Легкий стук в дверь, и Коул зашел ко мне в комнату. Он был уже выше Кэмерона.
Без единого слова Коул уселся рядом со мной.
— Знаю, что ты отсеиваешь каждого, кто пытается поговорить с тобой о том, что случилось, но сегодня тебе не придется.
Хмурясь, я посмотрела на колени.
— Ханна, ты потеряла сознание у меня на руках. Была кровь. Мы с Джо не знали, что происходит. Ты умирала. Это охренеть как напугало меня, — признался он, его слова были полны чувств, как и эмоции.
Я удивленно посмотрела на него. Коул заботился обо мне.

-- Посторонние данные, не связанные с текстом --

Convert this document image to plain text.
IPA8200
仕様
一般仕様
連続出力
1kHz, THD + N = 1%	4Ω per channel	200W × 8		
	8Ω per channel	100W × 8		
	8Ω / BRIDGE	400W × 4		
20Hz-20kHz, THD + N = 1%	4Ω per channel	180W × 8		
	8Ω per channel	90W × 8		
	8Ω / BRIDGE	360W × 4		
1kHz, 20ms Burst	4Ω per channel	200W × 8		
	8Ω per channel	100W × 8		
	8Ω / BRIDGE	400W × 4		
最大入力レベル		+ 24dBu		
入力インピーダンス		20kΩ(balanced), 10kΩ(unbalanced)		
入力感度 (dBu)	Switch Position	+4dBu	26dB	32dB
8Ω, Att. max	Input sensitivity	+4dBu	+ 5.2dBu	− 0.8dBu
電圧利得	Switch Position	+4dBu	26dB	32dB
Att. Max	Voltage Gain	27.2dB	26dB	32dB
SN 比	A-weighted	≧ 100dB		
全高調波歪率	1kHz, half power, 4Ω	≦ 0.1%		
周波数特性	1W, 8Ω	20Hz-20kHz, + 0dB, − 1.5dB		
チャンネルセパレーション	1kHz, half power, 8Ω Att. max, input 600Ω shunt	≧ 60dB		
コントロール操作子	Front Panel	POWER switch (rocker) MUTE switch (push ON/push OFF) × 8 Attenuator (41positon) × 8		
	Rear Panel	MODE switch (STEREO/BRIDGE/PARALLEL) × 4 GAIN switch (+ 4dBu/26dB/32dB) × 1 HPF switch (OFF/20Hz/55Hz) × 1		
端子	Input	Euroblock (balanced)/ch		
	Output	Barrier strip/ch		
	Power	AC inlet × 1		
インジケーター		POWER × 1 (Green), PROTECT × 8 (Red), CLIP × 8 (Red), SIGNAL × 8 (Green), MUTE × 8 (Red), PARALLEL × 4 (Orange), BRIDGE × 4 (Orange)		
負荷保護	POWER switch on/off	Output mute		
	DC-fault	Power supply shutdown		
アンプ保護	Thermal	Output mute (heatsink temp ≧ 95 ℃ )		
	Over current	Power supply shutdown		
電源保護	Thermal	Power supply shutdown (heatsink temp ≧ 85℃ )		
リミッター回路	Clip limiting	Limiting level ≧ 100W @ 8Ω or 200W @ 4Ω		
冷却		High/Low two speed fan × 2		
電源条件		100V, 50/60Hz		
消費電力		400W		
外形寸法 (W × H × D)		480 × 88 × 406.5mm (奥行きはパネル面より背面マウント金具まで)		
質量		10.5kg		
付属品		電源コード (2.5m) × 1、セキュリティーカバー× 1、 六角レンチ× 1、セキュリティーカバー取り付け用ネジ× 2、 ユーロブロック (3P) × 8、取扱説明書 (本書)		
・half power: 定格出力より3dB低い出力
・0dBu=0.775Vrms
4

Вздыхая, я взяла его руку и сжала ее.
— Прости, что поступила так с тобой.
— Тебе не нужно извиняться. Просто скажи, от кого ты забеременела, чтобы я смог убить его прежде Брэдена, Адама, Кэма и Нейта.
Тем не менее, чувствуя себя преданной отъездом Марко и злясь на него, так сильно за то, что оставил меня разбираться со всем этим одну, во мне был страх чего-то иного. Страх, что семья обнаружит, что я залетела от него. Страх, что ему навредят. Что он опустится в их глазах.
— Ханна, ты почти умерла, — резко напомнил мне Коул.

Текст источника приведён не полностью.